(5/21/20) We are going to change emphasis and focus on the U.S. and CA in particular in this update. The Northeast hotspots are recovering well, but other outbreaks are developing across the country and CA may be on the cusp of a huge outbreak.
We are going to dispense with our customary international and U.S. death rate plots to focus on key U.S. states. This is an extension of my recent post (5/19/20 – Daily Rumblings – CA the Next Hotspot), which you should read.
But first let me proudly say that my manuscript describing this model and its attributes has been published on the on-line site MedRxiv and can be found at:
You can preview or download a pdf of the full paper.
I may also start reducing the frequency of updates as these take time and I don’t have a lot of it. Further my model is now being closely replicated by the renowned UW IHME model that I have compared to (see below). My mission to provide state-of-the-art forecasts and to debunk the misleading data that proliferated (and still does) during the early days of this pandemic is less of a concern now.
So, below are death rate plots for the U.S., NY, and CA to show a range of different behavior most likely due to differing levels of diligence in practicing social distancing.
New York was the deadliest place in the world due to Covid-19 and still has a high prevalence (active cases) but it is receding fast. CA is at a much lower level (about 6x lower by per capita), but deaths and hospitalizations are stubbornly flat and not receding (see Daily Rumblings 5/19/20 discussing LA and OC). In fact, CA looks to be going through a death rebound. Very sad; may downgrade it to red again. We forecast the 6x greater prevalence per capita for NY vs.

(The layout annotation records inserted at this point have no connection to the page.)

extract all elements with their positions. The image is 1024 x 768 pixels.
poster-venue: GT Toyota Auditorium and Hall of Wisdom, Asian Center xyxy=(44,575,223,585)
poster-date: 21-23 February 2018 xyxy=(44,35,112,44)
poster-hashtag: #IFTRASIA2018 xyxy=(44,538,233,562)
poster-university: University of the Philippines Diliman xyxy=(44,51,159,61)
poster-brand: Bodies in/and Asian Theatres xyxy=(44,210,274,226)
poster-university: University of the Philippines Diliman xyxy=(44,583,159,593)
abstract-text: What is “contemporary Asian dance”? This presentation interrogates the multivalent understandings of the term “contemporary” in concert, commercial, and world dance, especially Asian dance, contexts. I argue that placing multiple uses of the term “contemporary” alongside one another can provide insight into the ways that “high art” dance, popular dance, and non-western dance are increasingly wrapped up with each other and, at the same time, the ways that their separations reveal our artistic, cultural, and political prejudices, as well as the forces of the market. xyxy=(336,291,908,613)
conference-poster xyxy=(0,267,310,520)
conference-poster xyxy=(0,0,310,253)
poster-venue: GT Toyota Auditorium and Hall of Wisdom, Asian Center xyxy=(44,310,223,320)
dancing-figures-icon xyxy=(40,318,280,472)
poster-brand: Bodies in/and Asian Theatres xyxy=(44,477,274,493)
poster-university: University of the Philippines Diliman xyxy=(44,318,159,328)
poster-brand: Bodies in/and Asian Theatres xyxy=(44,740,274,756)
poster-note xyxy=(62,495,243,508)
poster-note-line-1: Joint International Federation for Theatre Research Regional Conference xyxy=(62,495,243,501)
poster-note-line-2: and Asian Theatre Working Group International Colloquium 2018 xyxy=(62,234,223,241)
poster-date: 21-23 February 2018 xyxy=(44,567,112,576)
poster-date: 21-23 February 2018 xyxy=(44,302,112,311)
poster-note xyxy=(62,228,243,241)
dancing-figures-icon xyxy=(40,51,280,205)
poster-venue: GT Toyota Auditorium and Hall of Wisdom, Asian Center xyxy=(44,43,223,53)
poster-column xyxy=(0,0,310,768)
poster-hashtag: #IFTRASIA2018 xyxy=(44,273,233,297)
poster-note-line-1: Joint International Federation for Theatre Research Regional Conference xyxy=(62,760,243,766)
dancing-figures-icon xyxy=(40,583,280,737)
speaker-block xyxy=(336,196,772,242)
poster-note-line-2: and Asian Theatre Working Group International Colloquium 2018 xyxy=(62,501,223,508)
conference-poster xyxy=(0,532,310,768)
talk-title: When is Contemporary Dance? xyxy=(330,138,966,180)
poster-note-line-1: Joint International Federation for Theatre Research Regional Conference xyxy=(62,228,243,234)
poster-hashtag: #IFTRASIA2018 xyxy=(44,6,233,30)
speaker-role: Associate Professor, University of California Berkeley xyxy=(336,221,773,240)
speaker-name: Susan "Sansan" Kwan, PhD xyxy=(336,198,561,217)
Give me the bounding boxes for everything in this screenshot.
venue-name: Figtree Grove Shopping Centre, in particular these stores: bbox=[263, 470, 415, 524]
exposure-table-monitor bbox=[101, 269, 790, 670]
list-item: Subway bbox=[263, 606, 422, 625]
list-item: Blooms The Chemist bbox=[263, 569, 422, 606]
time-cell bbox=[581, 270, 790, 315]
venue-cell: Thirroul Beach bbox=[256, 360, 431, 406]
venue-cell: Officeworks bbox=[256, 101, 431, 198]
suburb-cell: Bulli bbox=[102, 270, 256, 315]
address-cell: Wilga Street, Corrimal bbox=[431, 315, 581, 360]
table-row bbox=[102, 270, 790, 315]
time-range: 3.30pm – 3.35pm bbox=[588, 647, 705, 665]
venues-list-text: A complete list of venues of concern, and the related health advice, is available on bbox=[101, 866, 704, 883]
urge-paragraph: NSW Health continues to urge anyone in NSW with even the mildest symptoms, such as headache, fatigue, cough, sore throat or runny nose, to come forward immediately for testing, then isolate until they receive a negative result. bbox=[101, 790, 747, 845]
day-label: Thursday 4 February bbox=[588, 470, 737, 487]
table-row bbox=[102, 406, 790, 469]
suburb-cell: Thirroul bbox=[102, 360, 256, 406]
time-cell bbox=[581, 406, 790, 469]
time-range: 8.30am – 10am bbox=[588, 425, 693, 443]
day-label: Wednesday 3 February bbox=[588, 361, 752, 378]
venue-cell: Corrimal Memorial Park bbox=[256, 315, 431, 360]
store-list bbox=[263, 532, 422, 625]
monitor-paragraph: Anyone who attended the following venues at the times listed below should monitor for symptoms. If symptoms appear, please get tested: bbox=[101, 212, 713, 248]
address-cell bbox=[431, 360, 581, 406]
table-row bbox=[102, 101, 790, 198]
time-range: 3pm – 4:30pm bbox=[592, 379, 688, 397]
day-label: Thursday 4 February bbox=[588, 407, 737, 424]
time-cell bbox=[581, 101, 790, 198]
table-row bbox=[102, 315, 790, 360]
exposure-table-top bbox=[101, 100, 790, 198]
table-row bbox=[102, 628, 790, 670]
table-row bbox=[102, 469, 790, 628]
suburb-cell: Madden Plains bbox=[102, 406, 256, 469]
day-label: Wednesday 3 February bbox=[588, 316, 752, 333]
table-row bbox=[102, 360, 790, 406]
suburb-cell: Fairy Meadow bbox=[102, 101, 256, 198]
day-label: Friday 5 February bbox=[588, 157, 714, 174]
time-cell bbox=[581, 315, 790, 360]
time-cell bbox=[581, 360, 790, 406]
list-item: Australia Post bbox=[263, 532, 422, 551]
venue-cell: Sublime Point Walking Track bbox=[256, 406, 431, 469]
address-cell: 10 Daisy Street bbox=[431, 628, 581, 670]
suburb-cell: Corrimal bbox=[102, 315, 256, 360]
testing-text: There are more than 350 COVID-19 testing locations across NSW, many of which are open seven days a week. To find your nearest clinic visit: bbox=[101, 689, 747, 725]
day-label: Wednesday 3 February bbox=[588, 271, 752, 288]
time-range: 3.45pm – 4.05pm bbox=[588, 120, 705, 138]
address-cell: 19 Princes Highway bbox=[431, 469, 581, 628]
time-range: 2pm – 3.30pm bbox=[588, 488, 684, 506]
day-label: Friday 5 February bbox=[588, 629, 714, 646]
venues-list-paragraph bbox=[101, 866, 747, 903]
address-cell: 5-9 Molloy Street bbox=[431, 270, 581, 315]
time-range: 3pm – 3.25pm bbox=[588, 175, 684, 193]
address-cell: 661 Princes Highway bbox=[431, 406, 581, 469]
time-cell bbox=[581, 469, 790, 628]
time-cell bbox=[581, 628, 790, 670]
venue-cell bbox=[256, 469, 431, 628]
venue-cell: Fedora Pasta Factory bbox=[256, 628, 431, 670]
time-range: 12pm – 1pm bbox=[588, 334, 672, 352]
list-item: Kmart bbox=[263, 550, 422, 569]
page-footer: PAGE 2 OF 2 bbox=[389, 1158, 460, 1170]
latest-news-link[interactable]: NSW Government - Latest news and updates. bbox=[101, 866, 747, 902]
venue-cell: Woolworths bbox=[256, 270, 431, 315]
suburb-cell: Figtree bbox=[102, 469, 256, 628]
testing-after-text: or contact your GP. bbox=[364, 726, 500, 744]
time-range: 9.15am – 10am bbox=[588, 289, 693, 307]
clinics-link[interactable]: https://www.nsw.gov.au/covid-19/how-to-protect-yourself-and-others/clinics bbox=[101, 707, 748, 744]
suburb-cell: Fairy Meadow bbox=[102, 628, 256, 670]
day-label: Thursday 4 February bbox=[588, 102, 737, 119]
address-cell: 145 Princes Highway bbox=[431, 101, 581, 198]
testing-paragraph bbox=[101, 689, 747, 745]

CA (down from 20x three weeks ago) to fall below that in CA in about 3 weeks and this will make NY safer to ease social restrictions sooner than CA (though of course this has already started).
We now show our familiar table for forecasted total deaths, prevalence (current cases), and incidence (new cases) along with their values per capita (per million people) as well as dates we consider to be the earliest to begin a graduate easing of social distancing. We reiterate again that our model does not anticipate future changed behavior such as social relaxing, but rather past behavior, so we expect to see some upward movements that could be quite severe for certain populations. We will be developing a revision to the model to explore various scenarios for relaxation of social restrictions.
Key observations include:
- The U.S. trails the rest of the world: There just isn’t much else to say here. There are pockets of improvement particularly in the Northeast, but the rest of the country just doesn’t get it and there is just no leadership to follow. Wearing masks actually does help in many situations, but it also stands as a symbol of solidarity. Most of Americans get that, but the one person who needs to, doesn’t. OK zip it Jack!
- NY and NJ: NY as stated above and last week is doing very well so far. NJ, which was showing good progress seems to be hitting a little plateau, which might reflect some regional outbreaks. We hope they can get that under control before the whole state goes to social easing. This is really like wild fires and you have to catch the small brush fires before they explode.
- Social easing: I no longer pretend that we should wait as long as the ease dates in the above Table recommend, although that would keep the death rates down. I’ve said it before; we need to socially ease, but we have to be very smart about it and practice good hygiene and behavior. If we do these four things, we should be fine: keep distance where possible, wear a mask when close to people, don’t shake hands or hug, and wash hands and surfaces frequently.
I haven’t presented my favorite log-log plot of death rate vs. cumulative deaths in a while, but it is very informative in showing when recovery begins and also revealing when the recovery is floundering, as you can see below (see Figure caption). The European countries, except Sweden are recovering nicely. The U.S. is showing slow recovery and CA is relapsing badly.
Now for our comparison of forecasted total deaths to the venerable benchmark model from the Institute for Health Metrics and Evaluation (IHME) at the University of Washington (UW) (http://www.healthdata.org/covid/).
We’ve talked about these two models before. The IHME model to our knowledge has not yet been published to see what is under the hood. We of course have laid it out in our MedRxiv paper. However, two things are clear: (1) our models are similar as evidenced by the similar forecasts, (2) Whereas we already anticipated asymmetric recovery and built that into our models, they apparently did not and we see evidence of a scrambling to modify their models to account for this. This evidence is that they consistently underestimated total deaths relative to us, but now are almost totally overestimating, which may be right, but feels like tilting the pinball machine. Our forecasts, as measured statistically, still remains more stable regarding volatility (see Plot below) without any apparent penalty in forecasting accuracy (and precision).